Open burn piles reduce the biomass to ash, releasing most of its carbon into the atmosphere as smoke and carbon dioxide.
Pyrolysis, on the other hand, bakes most of the carbon into the final product, biochar.
In turn, biochar can accomplish a lot when it’s returned to the soil. Its structure works like a sponge for water and nutrients, it neutralizes soil acidity, and soil scientists say it has the potential to store carbon in the ground for centuries.
Kilns on site
More farms are turning to biochar for its ability to improve soil fertility. But hauling woody waste to an industrial-scale biochar plant takes time, money and energy. Transportation costs associated with centralized biochar production make it too expensive for most forestry applications.
Carloni wants to look at biochar as a service — made in and for the forest.
“Site-made biochar is more like the pulse of char that comes in after a forest fire,” Carloni explained. “We’re really mimicking what happens in nature,” giving the forest the ecological benefits of fire without the destruction.
One goal of the YCLA project is to design and build portable, efficient kilns that small and large operations could use to make biochar onsite. Some models were fabricated by students in the welding program at the local community college. Carloni even designed one made out of salvaged solar panels.
But not all biochar is created equal.
The small amounts of biochar that open burn piles make contain less than 5% of the original feedstock’s carbon.

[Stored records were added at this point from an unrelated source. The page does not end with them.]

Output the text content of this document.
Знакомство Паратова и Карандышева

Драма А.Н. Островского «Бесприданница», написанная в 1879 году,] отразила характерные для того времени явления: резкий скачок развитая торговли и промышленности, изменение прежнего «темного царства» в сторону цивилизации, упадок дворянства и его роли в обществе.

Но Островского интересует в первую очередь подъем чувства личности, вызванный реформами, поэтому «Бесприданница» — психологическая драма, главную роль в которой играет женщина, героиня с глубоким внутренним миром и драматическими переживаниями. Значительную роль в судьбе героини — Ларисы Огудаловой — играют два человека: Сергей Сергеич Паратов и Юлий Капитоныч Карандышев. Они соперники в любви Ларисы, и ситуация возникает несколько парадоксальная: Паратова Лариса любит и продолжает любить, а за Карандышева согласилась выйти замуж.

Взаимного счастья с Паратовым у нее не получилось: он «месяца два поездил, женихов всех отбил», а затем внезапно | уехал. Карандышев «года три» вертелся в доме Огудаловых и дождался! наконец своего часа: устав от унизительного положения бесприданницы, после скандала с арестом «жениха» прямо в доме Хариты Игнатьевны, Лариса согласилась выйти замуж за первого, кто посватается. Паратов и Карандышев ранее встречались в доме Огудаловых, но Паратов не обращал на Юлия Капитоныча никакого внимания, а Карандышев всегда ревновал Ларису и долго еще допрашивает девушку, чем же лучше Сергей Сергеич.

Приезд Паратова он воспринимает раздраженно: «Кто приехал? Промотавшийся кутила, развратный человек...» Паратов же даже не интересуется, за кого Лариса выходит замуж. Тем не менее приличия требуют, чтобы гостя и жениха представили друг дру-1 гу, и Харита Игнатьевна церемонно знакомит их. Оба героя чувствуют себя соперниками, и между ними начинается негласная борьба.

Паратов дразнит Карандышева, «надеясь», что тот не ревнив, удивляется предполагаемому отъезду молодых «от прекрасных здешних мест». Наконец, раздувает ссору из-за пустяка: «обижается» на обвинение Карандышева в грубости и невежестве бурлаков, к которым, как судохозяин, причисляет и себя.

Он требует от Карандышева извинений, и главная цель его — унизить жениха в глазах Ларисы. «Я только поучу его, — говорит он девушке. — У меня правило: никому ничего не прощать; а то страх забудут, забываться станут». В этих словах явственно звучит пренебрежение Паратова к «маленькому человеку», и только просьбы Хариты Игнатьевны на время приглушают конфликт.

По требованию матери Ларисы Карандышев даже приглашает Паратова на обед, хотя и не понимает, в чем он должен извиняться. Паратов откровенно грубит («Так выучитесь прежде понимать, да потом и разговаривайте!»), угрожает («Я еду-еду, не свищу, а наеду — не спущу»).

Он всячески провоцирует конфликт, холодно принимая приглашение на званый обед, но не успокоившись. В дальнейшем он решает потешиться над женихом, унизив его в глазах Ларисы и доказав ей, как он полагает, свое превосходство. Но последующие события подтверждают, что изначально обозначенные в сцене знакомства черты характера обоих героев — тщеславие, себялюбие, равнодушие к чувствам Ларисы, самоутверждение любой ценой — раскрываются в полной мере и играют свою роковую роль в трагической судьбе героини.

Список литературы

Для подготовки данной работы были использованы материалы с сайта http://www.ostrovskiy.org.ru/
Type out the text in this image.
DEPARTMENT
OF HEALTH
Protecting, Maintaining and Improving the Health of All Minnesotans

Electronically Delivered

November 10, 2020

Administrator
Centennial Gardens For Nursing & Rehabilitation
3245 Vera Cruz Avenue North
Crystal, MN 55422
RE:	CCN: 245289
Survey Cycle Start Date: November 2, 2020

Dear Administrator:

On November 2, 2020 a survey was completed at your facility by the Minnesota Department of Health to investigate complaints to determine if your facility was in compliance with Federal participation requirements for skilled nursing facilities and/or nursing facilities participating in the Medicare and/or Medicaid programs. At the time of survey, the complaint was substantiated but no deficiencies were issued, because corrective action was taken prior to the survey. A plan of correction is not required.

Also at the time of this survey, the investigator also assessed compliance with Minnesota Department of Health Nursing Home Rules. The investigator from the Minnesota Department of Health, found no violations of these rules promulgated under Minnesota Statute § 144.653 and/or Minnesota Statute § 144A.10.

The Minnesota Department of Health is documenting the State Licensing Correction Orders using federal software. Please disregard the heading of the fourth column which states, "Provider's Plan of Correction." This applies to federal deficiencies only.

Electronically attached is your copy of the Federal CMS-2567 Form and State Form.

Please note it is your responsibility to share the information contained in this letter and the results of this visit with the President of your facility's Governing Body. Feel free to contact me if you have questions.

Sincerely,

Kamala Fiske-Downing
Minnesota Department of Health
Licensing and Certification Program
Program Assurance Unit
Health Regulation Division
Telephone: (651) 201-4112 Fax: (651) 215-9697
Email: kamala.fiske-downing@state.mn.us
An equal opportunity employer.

The mobile kilns make biochar with up to 40% of the carbon remaining.
Carloni is also helping to develop best practices for site-made biochar.
“Conventional wisdom is that biochar fuel must be dry,” Carloni says, “but our preliminary data show (using) green feedstock to be just as effective.”
Sequestration
But producing biochar is more expensive than open-burning slash. “We can’t compete with hand-pile-and-burn contracts unless we get credit for the carbon sequestration,” Carloni says. Scientists believe biochar can store carbon in the ground for hundreds of years that would otherwise go into the atmosphere. That makes it an ideal product for carbon offset markets, which could enable biochar makers to sell credits.
With big high-tech companies such as Apple and Google purchasing carbon credits, the market offers forest managers, farmers and others the opportunity to cash in.
“It all comes down to the life cycle analysis,” says DellaSala, who worked on both of the Oregon Global Warming Commission’s carbon task forces. “You have to be able to trace carbon as it passes through the system. Where does it come from? How much was released when it was produced from something else? How much does it store and for how long?”
Biochar’s carbon sequestration power is compelling, DellaSala says, especially considering the massive role Oregon’s forests play in global carbon sequestration.
Carloni is looking for funding to analyze biochar’s life cycle and measure kiln emissions to lay the groundwork for a biochar certification process.
As policy-makers explore ways to promote carbon sequestration in forests, landowners may eventually see new economic and ecological potential in that pile of slash, he said.